Well-Written “South of Nowhere” Features Queer Teen Girls

Spencer’s entire family is mired in the crisis of the move. Her mother is so busy with emergency trauma at the hospital that she is spending less time at home with husband and family, and Arthur is quietly unhappy about it.

Clay seems to be experiencing a different high school life altogether. Unable to get into the classes he needs for college and beaten up by the jealous thug boyfriend of a girl Clay meets, his first day of school is a tough preview of what life in Los Angeles may hold for him. Impressed by Clay’s refusal to back down in the fight, socially-conscious Sean takes an interest in him and is shocked at Clay’s lack of awareness when it comes to race politics.

Life is easier for Glen, who is enjoying notoriety as the new basketball sensation. But his competitor for the starting spot on the team, Aiden (Matt Cohen), isn’t about to relent his position on the team. Their mutual animosity is heightened by Aiden’s obvious attraction to Spencer. To complicate matters, Glen has his eye on Ashley, but is shocked when told “She used to date Aiden. Then she changed teams. She got into girls.”

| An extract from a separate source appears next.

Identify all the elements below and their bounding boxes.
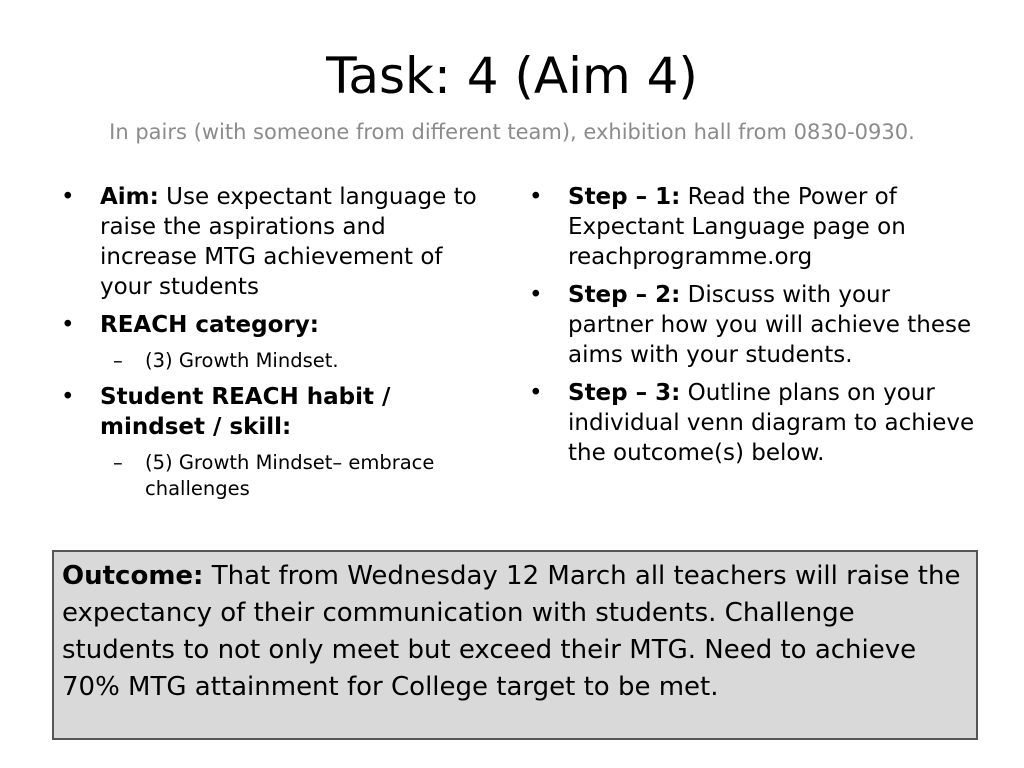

Glen is quick to bring the subject of Ashley’s sexuality to the dinner table. He tells his parents that he heard that Aiden, “turned her gay.” His father corrects him, “Son, people don’t turn gay. They either are or they aren’t.” But his religious wife begs to differ, “That’s just one opinion. Let’s just hope and pray that his girl finds her way.”

Spencer has listened in silence but finally pops, “I think God is a little too busy to worry about which two people like each other.” Glen adds, “Mom this girl is too beautiful to be gay. She’s probably just experimenting.”

Her mother’s response gives Spencer a hint at the disapproval she herself might one day face, “Life is not an experiment. You get one shot at it, and if you’re not careful you’ll experiment yourself to the grave. Spencer, I think you should find some new friends. This girl Ashley sounds like she could be a bad influence on you.”

Thus the ground is laid for Spencer's journey through the rest of the season, as she struggles to understand her sexuality and her relationship with Ashley in the context of conflicting social pressure at school, and at home.

The show is well-written, and the storyline for each of the lead characters is compelling. While the life of the Carlin family seems idyllic, the differing philosophies of the parents is setting the stage for bigger conflicts down the road. It’s particularly interesting to see how differences of race and sexuality among family members have the power to divide when ignored or mishandled.

Gabrielle Christian and Mandy Musgrave are likeable lead characters and have an easy chemistry with one another. Both play their characters as bold and mature, yet uncertain of their true selves. Having two positively portrayed queer characters on primetime television is likely to make a big impact on queer, questioning, and straight teens alike.

The show pays respect to its teenaged viewers by portraying the young characters as relatively informed about gay topics, even if still conflicted about them. But this isn’t surprising when considering The N’s stated mission to “be the authentic voice of teens and to help them figure out their lives.”

According to The N’s publicity materials, it aims to arm teenagers with “information to help them meet the challenges of adolescence.” The N promotes “tolerance and respect for others, and helps kids build self-awareness and acceptance.”

South of Nowhere is a big step in that direction. Regardless of your age, the season premiere–directed by Donna Deitch (Desert Hearts, Common Ground)—is not to be missed.

South of Nowhere airs on Fridays at 8:30pm on The Noggin.